MBA Finds Specialists Beat Profit Margins of Giant Lenders in '96

Heavy competition continues to separate the wheat from the chaff in mortgage lending profitability, with specialized firms beating out the lending giants.

According to a survey released at the Mortgage Bankers Association of America annual convention here, the variance among profit margins in 1996 increased more than 30% from the year before-meaning that some firms are increasingly successful, while others are falling by the wayside.

"We're seeing more winners and losers," said Tiffany Rowan, assistant economist for the MBA. "What this is going to mean in the future is we'll see more companies exit the industry, merge with others, or outsource" their mortgage operations, she said.

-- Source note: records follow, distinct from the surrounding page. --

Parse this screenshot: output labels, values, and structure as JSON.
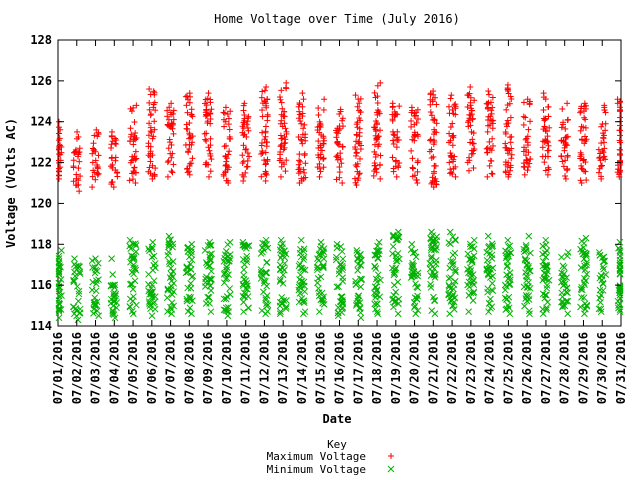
{
  "chart_data": {
    "type": "scatter",
    "title": "Home Voltage over Time (July 2016)",
    "xlabel": "Date",
    "ylabel": "Voltage (Volts AC)",
    "ylim": [
      114,
      128
    ],
    "yticks": [
      "114",
      "116",
      "118",
      "120",
      "122",
      "124",
      "126",
      "128"
    ],
    "grid": false,
    "legend_position": "bottom-center",
    "legend_title": "Key",
    "categories": [
      "07/01/2016",
      "07/02/2016",
      "07/03/2016",
      "07/04/2016",
      "07/05/2016",
      "07/06/2016",
      "07/07/2016",
      "07/08/2016",
      "07/09/2016",
      "07/10/2016",
      "07/11/2016",
      "07/12/2016",
      "07/13/2016",
      "07/14/2016",
      "07/15/2016",
      "07/16/2016",
      "07/17/2016",
      "07/18/2016",
      "07/19/2016",
      "07/20/2016",
      "07/21/2016",
      "07/22/2016",
      "07/23/2016",
      "07/24/2016",
      "07/25/2016",
      "07/26/2016",
      "07/27/2016",
      "07/28/2016",
      "07/29/2016",
      "07/30/2016",
      "07/31/2016"
    ],
    "series": [
      {
        "name": "Maximum Voltage",
        "marker": "plus",
        "color": "#ff0000",
        "low": [
          121.2,
          120.6,
          120.8,
          120.8,
          121.0,
          121.2,
          121.3,
          121.4,
          121.3,
          121.0,
          121.1,
          121.1,
          121.3,
          121.0,
          121.3,
          121.0,
          120.9,
          121.2,
          121.3,
          121.0,
          120.8,
          121.3,
          121.6,
          121.3,
          121.3,
          121.4,
          121.4,
          121.2,
          121.0,
          121.2,
          121.3
        ],
        "high": [
          124.0,
          123.5,
          123.6,
          123.5,
          124.8,
          125.6,
          124.9,
          125.4,
          125.4,
          124.7,
          124.9,
          125.7,
          125.9,
          125.4,
          125.1,
          124.6,
          125.3,
          125.9,
          124.9,
          124.7,
          125.5,
          125.3,
          125.7,
          125.5,
          125.8,
          125.1,
          125.4,
          124.9,
          124.9,
          124.8,
          125.1
        ]
      },
      {
        "name": "Minimum Voltage",
        "marker": "cross",
        "color": "#00b000",
        "low": [
          114.4,
          114.3,
          114.5,
          114.4,
          114.6,
          114.5,
          114.6,
          114.6,
          114.7,
          114.5,
          114.7,
          114.6,
          114.6,
          114.6,
          114.7,
          114.5,
          114.4,
          114.6,
          114.6,
          114.6,
          114.6,
          114.6,
          114.7,
          114.7,
          114.6,
          114.6,
          114.6,
          114.6,
          114.6,
          114.7,
          114.7
        ],
        "high": [
          117.7,
          117.3,
          117.3,
          117.3,
          118.2,
          118.1,
          118.4,
          118.0,
          118.1,
          118.1,
          118.1,
          118.2,
          118.2,
          118.2,
          118.1,
          118.0,
          117.7,
          118.1,
          118.6,
          118.0,
          118.6,
          118.6,
          118.2,
          118.4,
          118.2,
          118.4,
          118.2,
          117.6,
          118.3,
          117.6,
          118.1
        ]
      }
    ]
  }
}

In addition, the MBA's "Profit Trends in Mortgage Banking" study found that the largest loan producers were the least profitable. Lenders who originated more than $4 billion in loans last year had an average profit margin of only 7.1%, versus an industrywide average of 13.3%.

The next tier of lenders, those who originated $1 billion to $3.9 billion per year, was the most profitable, with average profit margins of 23.3%.

On the servicing side, midrange was better than supersized, the survey found. Servicers with more than $10 billion in volume had the smallest profit margin, at 6.9%, while those with $1 billion to $10 billion in loans enjoyed profit margins of more than 25%.

Expanding into new areas is one of the best ways to increase profitability, Resource Bancshares Mortgage Group CEO Edward J. Sebastian told lenders. "If you're going to rely solely on A business, you have to keep doubling and tripling" volume to keep up profitability, he said.

Instead, Resource moved into subprime lending this year to boost margins. "We're adding A-minus and B paper to maintain our 25% (profit) growth rate," Mr. Sebastian said. "Eighty percent of that production comes from brokers and correspondents, which is a natural fit."

The company also bought subprime originator Meritage Mortgage in April. Its monthly production reached $30 million in August.

Additionally, Resource Bancshares is adding equipment leasing and commercial mortgage lending to its product line to keep profit growth stable. Although mortgage companies may have ignored it in recent years, "commercial mortgage lending is back," Mr. Sebastian said.

Expenses increased more than 49% for all lenders surveyed, the study found, to an average of about $57.1 million in 1996. Companies' move toward automated systems played a factor in this increase, Ms. Rowan said. But an increase in average revenue almost completely offset this spending boom- revenue increased 48% in 1996, to $63.1 million, the survey found.

Profit margins overall fell slightly for the year, the MBA survey found.

The average profit margin for the 213 lenders surveyed was 13.3%, down from 14.6% in 1995. This seems to contradict another MBA survey released earlier this month; according to the "1996 Cost Survey," profit margins of lenders surveyed increased to 12.3% in 1996, from 9.9% in 1995.

Ms. Rowan attributed the disparity to the lenders studied. The "Cost Survey" looked at a range of lenders, she said, while the profitability survey focused on the larger ones.